D'autant plus qu'Alain Berset est connu pour planifier précisément son agenda de rencontres et a stratégiquement construit son année présidentielle autour de visites, que ce soit en Afrique (Botswana, Mozambique et République démocratique du Congo) ou en Amérique du Sud (Colombie et Brésil). A cela s'ajoute la visite d'Emmanuel Macron en Suisse.
Alain Berset a toutefois déjà eu contact avec Zelensky depuis le début de son année présidentielle. Selon le Département de l'intérieur, il a eu un entretien téléphonique avec le président ukrainien début mars. Et en juin, un entretien bilatéral de 40 minutes a eu lieu en Moldavie lors de la réunion de la Communauté politique européenne (CPE). Sur Twitter, Berset a ensuite écrit de manière sobre et formelle qu'il s'agissait d'une «rencontre productive».

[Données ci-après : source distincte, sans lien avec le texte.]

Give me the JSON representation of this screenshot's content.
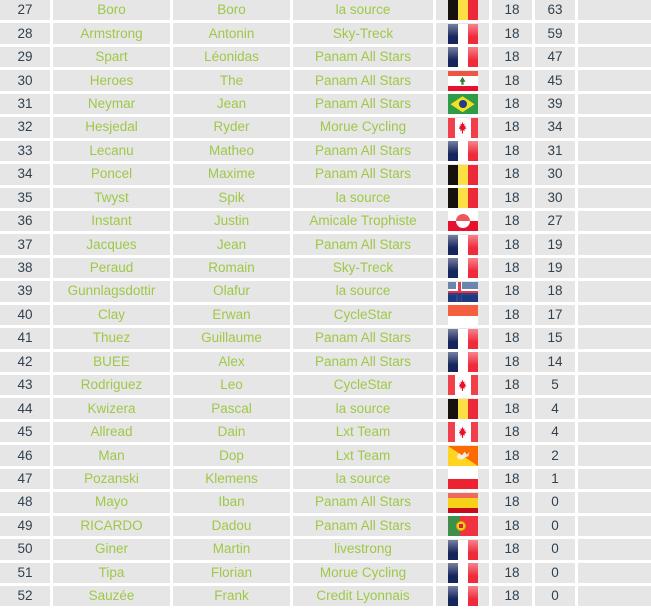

Les tweets qu'Ignazio Cassis a rédigés en 2022 en tant que président de la Confédération se lisent tout autrement. Ils dégagent de la chaleur, de la cordialité et une note personnelle. «Prends soin de toi, mon ami», écrit-il le 19 mars 2022 à l'attention de Volodymyr Zelensky, qui s'était adressé à la population sur un grand écran, sur la Place fédérale. Un message qui avait été critiqué par certains.
Wolodymir @ZelenskyyUa,
— Ignazio Cassis (@ignaziocassis) March 19, 2022
Wir sind beeindruckt von Deinem Willen.
Wir sehen, wie die #Ukraine Grundwerte der freien Welt verteidigt, die auch unsere Werte sind.
Wir sind da, um gemäss unserer humanitären Tradition solidarisch beizustehen.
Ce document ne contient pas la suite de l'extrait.